| | Motives and motivations are as numerous as the writers who have them. The ranges and measures of "talent" or "success" reflect the prejudices of the readers. I have yet to find any endeavor for which this is not true. Different people are different and they are perceived differently.
My experiences at writing are old and deep. That I "liked" it and was "good" at it made it easy to continue, even as I tried many other disciplines. I grew up in a family of readers. I also grew up with music. In high school, my electives included journalism and band. Journalism was a lot easier. Not only did I make fewer mistakes, but fixing them was not painful.
Completing a curriculum in transportation management, I took an elective in FORTRAN. I learned to instruct a machine to perform calculations. I already had learned other languages, growing up with Hungarian and taking seven years of German before college, and then three more. Computer programming was another language skill. Reading "good programming" articles in media such as Creative Computing, the lessons were easy to learn and apply.
On a project to create a distributed database at General Motors, no one wanted to write the documentation. I wrote it. In the last 20 years, I have created about 50 user manuals for large and small businesses in finance and automation. On a project at Digital Equipment, they wanted me to prove that someone with a high school education could read and understand the user manual. This was intuitively obvious to them, but they wanted proof. So, I read some books on reading metrics and wrote a Fortran program to parse the user manual. On a project to create a multiprocessor high speed industrial controller, I pushed the manual for the interactive debugger down to the sixth grade reading level. Good writing is easy to understand.
Working in technology and business, I meet entrepreneurs and creators. Writing magazine articles about them is extra money for me. It also allows me to honor them among their peers.
When I was in high school and read Ayn Rand's Objectivist Newsletter, I was shocked by her condemnation of the Encyclopedia Britannica. I survived. Since then, I have had three good opportunities to take the EB to task. Their opinions on the Spanish Armada and the Battle of Lake Erie were easy to balance against the facts presented by the Catholic Encyclopedia and the Americana. When I discovered numismatics, I started writing about coins in particular and money in general. While citing the Britannica in print, I told myself a joke in my head. One consequence of that was a literary award from the American Numismatic Association. I now write a monthly column ("Internet Connections") for the ANA's Numismatist magazine.
As a "radical for capitalism" I find annoying inconsistencies within numismatics. It is a hobby where people buy and sell money in a laissez faire economy. Yet, anti-capitalist attitudes seep into the common expectations. I am preparing a paper for a festschrift in which I establish a capitalist context for the "wildcat" banking era in American history.

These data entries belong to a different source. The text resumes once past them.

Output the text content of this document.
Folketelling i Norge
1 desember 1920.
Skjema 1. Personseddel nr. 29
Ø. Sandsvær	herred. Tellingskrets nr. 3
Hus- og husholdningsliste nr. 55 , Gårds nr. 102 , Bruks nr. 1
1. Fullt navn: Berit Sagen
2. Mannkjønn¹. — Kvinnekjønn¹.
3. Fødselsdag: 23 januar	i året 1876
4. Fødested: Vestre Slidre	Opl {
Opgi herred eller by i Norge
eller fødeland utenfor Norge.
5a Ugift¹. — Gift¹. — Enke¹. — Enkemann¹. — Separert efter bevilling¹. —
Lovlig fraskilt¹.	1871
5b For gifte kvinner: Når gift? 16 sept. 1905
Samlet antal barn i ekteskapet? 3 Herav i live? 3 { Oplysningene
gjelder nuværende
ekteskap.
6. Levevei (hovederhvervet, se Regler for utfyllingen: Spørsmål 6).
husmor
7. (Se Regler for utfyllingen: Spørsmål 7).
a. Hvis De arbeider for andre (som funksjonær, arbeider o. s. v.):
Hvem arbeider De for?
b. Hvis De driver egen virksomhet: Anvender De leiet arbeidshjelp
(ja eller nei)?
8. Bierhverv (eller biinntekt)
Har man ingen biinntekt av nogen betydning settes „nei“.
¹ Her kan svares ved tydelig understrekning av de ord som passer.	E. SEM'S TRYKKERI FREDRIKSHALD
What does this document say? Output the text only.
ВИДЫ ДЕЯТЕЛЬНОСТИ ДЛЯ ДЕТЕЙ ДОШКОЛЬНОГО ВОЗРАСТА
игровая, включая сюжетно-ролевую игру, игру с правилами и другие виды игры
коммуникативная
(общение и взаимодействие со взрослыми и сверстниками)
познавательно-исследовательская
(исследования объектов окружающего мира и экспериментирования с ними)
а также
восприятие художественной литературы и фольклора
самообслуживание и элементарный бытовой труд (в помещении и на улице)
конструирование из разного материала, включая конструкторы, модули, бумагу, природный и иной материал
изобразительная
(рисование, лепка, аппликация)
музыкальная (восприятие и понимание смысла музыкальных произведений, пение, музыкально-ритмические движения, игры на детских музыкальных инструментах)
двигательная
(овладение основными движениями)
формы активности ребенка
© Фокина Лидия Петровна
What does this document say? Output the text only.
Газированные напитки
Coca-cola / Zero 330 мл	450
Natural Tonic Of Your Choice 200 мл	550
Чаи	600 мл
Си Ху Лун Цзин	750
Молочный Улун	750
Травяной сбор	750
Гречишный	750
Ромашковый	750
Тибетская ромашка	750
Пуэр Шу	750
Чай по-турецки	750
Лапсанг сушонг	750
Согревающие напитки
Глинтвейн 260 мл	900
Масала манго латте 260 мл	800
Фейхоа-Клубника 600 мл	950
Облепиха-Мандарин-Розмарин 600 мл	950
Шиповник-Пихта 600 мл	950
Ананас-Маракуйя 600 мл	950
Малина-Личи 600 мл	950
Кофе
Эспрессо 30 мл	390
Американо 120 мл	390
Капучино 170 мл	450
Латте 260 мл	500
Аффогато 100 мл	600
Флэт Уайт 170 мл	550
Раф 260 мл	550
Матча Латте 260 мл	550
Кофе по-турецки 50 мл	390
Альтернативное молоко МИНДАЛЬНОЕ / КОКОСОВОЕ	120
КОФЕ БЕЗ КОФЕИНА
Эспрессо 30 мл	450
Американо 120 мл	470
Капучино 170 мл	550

"Nonfiction" is an anti-concept. We have no word for writing the truth. Yet, that is what I do. I have published two poems, both in computer magazines. I have published two science fiction stories. One appeared in a Loompanics catalog. The other won first prize in a contest to describe the future of design reprographics. I told the story of a designer, living on Mars as it is being colonized. They paid me a dollar a word for that.